An arbitrage-free model is a financial engineering model that assigns prices to derivatives or other instruments in such a way that it is impossible to construct arbitrages between two or more of those prices. For example, if an option pricing formula assigned prices to put and call options that violated put-call parity, that would not be an arbitrage-free model. While technically not required by the definition, arbitrage-free models used for trading are generally calibrated to one or more market prices to preclude arbitrages between prices assigned by the model and those quoted prices.

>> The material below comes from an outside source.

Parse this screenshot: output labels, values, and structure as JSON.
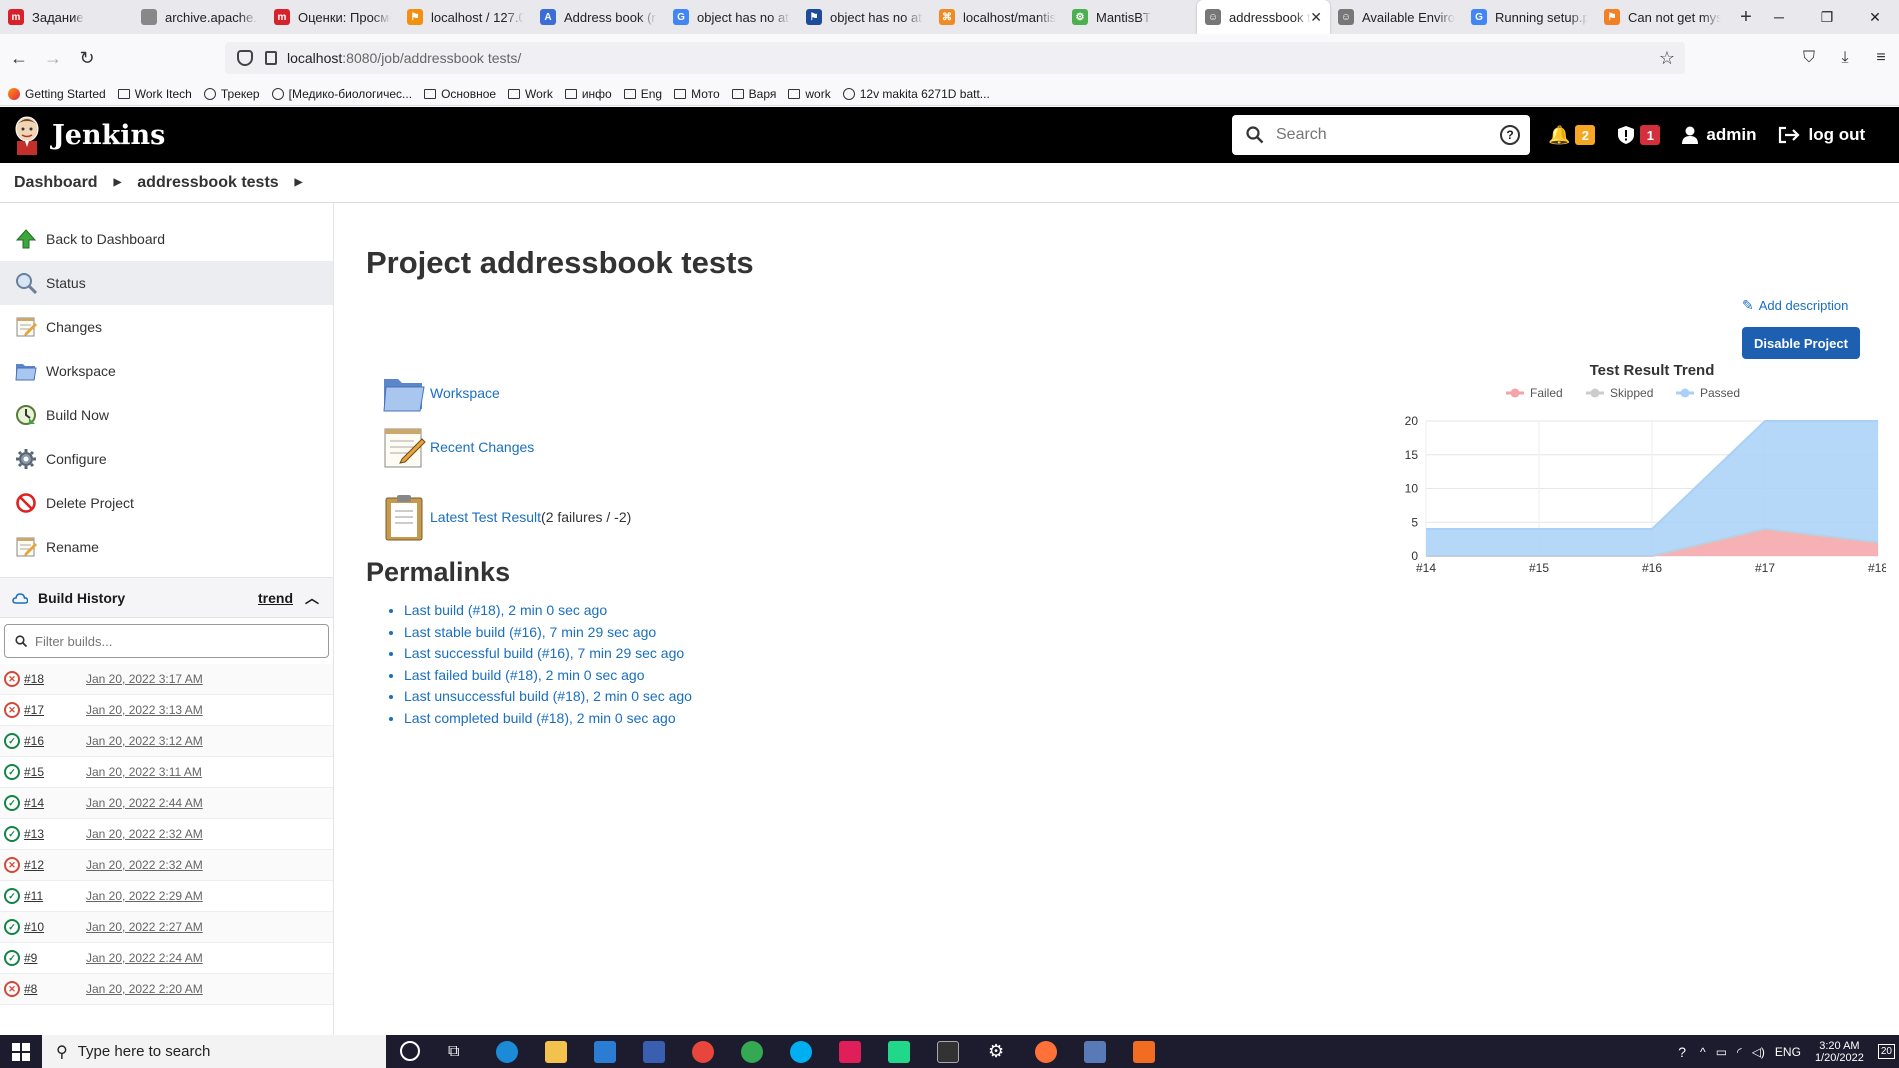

The Black-Scholes (1973) option pricing formula is, of course, an arbitrage free model. Problems arose more with term structure models developed for pricing fixed income derivatives during the 1980s. Early term structure models—including Vasicek (1977), Rendleman and Bartter (1980), and Cox, Ingersoll and Ross (1985)—were equilibrium models. They had two shortcomings:
- They constructed a current equilibrium term structure that was generally different from the actual term structure observed in the market. For this reason, they ascribed prices to Treasury securities different from those quoted in the market.
- They were not arbitrage-free models.
The Ho and Lee (1986) model was the first term structure model to solve these problems. It could be calibrated to the current term structure, so it ascribed prices to Treasury securities that were the same as those observed in the market. Also, it was an arbitrage-free model. It is one example of a larger class of arbitrage-free models specified by Heath, Jarrow and Morton (1992).
Today, the theory of arbitrage-free term structure modeling is well developed. All standard models used in trading—including the Libor Market Model and the Swap Market Model—are arbitrage-free models.
References
- Black, Fischer and Myron S. Scholes (1973). The pricing of options and corporate liabilities, Journal of Political Economy, 81, 637-654.
- Cox, John, Jonathan Ingersoll, and Stephen Ross (1985), A theory of the term structure of interest rates, Econometrica, 53 (2), 385–407.
- Heath, David, Robert Jarrow, and Andrew Morton (1992), Bond pricing and the term structure of interest rates, Econometrica, 60 (1), 77–105.
- Ho, Thomas and Sang-Bin Lee (1986), Term structure movements and pricing interest rate contingent claims, Journal of Finance, 41 (5), 1011–1029.
- Rendleman, Richard and Brit J Bartter (1980). The pricing of options on debt securities, Journal of Financial and Quantitative Analysis, 15 (1), 11-24.
- Vasicek, Oldrich (1977), An equilibrium characterization of the term structure, Journal of Financial Economics, 5 (8), 177–188.